No, my point is that most critics of the church are ignorant of its teachings and traditions. I am not a Catholic.
Do you have a bachelor's degree in philosophy and have concluded that Harry Potter contains no meaningful ideas?
So you haven't read (or, I suspect, heard of) the Summa, then? You see no problem with criticising the church when you are ignorant of its teachings and traditions? You are willing to vocally criticise the church when you have not given even cursory study to the logic behind its point of view?
Not only that, but you, who are unfamiliar with the work of St. Thomas, feel that all the respect for him by people who are familiar with his work must be undeserved just because he believed in the existence of God? If you knew who he was and had a specific problem with his reasoning, I would respect that. Instead, you are just dismissing one of the most important figures in Western philosophy by comparing him to J. K. Rowling because you are unwilling to consider the possibility that somebody came up with an answer to your devastating "prove it" argument in the 13th Century.
You're the one who brought it up; are you saying that you were only making a general statement without having any specific examples in mind?
Yes, I was just making an observation about why people believe in God. If you want an example, though, consider Acts 9:3-9.
The Harry Potter novels fill seven volumes and should address all of your epistemological concerns.
Wow, you've got some balls to equate a thinker like St. Thomas Aquinas to J. K. Rowling. I guess you have a bachelor's degree in philosophy and concluded that the Summa contains no meaningful ideas after studying it in the original Latin?
If they personally experienced the presence of their Lord, did He provide any means of verifying this fact? Perhaps by telling them something they otherwise wouldn't know? Maybe by doing some healing (since He seems to be fond of claiming that particular miracle)?
Because, you know, without that little bit of external confirmation - well, there's all sorts of drugs that will make you feel like you're in the presence of God (and another class entirely that'll make you feel like you are God). If such effects can be achieved pharmaceutically, why is the actual presence of God more likely than a spontaneous hallucination of God?
What are you asking me for?
The Summa Theologica fills five volumes and should address all of your epistemological concerns. Whatever philosophical complaint you may have against the Christian religion, chances are somebody thought of it hundreds or thousands of years ago, and Christian scholars found it wanting.

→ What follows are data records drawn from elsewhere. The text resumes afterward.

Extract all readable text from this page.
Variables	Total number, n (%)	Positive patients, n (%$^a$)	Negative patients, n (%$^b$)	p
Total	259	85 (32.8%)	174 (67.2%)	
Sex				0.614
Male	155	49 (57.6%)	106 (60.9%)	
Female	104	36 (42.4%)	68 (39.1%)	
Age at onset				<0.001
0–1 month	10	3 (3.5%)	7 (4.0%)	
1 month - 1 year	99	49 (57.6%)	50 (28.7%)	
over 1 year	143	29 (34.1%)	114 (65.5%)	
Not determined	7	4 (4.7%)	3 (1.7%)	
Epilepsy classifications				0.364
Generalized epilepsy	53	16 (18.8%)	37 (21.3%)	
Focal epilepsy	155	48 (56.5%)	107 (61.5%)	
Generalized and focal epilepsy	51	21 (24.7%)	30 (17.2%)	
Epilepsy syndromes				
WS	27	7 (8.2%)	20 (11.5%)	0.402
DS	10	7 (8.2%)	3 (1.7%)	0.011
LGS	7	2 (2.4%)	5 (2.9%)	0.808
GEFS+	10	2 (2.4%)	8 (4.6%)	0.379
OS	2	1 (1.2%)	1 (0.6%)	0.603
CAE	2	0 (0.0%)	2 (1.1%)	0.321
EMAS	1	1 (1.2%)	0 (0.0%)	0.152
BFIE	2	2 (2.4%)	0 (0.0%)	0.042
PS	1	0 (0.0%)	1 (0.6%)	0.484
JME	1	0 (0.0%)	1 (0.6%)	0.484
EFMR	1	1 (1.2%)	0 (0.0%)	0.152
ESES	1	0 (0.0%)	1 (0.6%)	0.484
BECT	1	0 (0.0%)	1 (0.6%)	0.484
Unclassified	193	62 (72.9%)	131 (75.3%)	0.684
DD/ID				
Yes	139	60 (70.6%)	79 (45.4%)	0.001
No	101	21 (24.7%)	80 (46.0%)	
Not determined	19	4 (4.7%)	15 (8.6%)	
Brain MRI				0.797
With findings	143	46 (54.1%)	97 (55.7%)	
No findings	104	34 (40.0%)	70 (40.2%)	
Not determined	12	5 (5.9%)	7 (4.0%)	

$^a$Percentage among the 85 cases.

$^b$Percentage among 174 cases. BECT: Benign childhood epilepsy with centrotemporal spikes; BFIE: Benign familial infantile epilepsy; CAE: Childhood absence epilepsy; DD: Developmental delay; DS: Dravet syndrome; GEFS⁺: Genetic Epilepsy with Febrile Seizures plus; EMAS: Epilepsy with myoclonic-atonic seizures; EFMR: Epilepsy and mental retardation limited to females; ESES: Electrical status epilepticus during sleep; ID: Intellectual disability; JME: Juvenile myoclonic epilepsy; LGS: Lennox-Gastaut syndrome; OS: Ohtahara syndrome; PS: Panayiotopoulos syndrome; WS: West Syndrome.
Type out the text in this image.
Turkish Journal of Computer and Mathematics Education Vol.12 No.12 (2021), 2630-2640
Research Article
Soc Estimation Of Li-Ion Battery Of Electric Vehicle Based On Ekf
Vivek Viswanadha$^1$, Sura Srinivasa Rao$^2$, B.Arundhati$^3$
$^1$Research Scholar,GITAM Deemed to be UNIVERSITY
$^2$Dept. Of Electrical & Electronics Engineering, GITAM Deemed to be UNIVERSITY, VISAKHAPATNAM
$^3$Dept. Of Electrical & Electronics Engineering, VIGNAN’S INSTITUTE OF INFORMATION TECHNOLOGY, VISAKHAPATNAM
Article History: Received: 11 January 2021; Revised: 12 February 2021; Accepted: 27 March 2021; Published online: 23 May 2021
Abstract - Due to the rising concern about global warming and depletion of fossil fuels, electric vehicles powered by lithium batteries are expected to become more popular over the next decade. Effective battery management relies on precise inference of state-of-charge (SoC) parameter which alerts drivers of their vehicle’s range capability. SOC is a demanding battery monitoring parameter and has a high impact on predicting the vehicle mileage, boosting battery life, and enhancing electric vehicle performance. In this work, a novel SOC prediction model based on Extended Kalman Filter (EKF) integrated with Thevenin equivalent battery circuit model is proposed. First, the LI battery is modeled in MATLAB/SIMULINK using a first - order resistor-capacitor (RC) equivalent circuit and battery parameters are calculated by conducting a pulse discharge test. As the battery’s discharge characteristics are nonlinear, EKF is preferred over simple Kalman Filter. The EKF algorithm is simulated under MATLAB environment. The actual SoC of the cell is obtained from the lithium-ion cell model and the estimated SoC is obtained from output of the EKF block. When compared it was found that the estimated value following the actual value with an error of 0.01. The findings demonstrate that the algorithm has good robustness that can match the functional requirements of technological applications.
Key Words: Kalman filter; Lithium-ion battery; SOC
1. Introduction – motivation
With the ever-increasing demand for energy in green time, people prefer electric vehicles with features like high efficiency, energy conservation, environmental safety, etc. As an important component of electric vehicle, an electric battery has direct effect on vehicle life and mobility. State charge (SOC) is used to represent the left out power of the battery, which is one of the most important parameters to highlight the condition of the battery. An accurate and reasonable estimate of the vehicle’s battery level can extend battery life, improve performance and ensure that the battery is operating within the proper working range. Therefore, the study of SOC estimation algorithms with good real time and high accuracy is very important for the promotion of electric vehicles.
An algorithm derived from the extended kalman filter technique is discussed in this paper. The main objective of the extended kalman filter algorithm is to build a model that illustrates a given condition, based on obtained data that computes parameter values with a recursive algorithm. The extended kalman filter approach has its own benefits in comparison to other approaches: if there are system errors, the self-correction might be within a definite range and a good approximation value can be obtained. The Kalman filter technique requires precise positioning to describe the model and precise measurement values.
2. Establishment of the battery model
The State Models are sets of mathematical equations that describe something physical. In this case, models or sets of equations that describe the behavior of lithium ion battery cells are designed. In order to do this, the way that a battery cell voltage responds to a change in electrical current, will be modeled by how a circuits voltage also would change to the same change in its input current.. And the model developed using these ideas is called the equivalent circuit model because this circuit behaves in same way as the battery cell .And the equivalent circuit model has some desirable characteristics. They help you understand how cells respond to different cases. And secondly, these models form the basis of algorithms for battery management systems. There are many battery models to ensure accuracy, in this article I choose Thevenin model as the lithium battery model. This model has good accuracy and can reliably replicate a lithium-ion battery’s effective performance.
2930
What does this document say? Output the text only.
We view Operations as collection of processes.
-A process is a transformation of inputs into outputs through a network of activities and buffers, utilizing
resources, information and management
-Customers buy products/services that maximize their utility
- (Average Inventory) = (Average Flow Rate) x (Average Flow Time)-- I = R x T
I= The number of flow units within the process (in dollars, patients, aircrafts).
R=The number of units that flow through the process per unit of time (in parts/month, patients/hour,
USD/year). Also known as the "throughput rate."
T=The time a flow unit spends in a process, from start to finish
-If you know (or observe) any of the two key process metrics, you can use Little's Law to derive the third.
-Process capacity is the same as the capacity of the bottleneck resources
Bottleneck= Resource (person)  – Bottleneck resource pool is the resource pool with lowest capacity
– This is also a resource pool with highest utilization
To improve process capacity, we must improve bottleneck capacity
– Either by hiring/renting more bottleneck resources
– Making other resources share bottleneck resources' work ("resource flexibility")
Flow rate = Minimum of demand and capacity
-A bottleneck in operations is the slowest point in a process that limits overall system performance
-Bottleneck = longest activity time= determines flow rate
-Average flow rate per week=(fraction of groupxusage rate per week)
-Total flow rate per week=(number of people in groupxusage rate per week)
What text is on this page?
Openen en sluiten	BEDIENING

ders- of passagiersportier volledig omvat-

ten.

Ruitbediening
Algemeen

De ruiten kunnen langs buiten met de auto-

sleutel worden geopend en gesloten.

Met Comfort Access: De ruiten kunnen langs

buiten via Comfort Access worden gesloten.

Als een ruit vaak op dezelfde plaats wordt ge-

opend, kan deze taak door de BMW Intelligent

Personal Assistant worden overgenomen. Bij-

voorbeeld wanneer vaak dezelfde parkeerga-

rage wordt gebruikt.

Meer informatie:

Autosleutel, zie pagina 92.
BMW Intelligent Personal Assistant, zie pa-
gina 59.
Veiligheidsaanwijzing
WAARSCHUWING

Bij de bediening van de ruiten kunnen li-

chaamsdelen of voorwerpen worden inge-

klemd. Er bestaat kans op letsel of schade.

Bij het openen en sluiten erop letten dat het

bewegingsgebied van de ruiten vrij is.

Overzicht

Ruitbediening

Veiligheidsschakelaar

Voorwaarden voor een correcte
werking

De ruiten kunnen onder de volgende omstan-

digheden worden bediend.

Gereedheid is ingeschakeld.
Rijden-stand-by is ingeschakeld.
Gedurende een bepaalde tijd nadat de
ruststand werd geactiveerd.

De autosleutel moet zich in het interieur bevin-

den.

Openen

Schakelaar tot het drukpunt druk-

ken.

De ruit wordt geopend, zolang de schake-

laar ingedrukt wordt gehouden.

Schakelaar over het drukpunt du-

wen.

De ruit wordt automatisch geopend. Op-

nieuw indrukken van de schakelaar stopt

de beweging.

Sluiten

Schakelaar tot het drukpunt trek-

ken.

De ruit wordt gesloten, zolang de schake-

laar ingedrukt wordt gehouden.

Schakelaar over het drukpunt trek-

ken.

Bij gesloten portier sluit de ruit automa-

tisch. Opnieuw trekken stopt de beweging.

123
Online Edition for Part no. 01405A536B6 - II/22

Of course, any logic or evidence, however convincing, will be irrelevant to someone who feels they have personally experienced the presence of their Lord. Such experiences are quite common, especially in deeply religious cultures, and even among non-believers. You might tell them that they're hallucinating, but they experienced it and you didn't; who are you to tell them they imagined it?
So let me get this straight: the soul has no observable effect on the universe, yet it exists anyway? Could you clarify what leads you to believe this hypothesis? Or maybe I'm misinterpreting you somehow.
I thought it was pretty well-known that the idea of a world more important and more enduring than what we observe is central to the Christian worldview.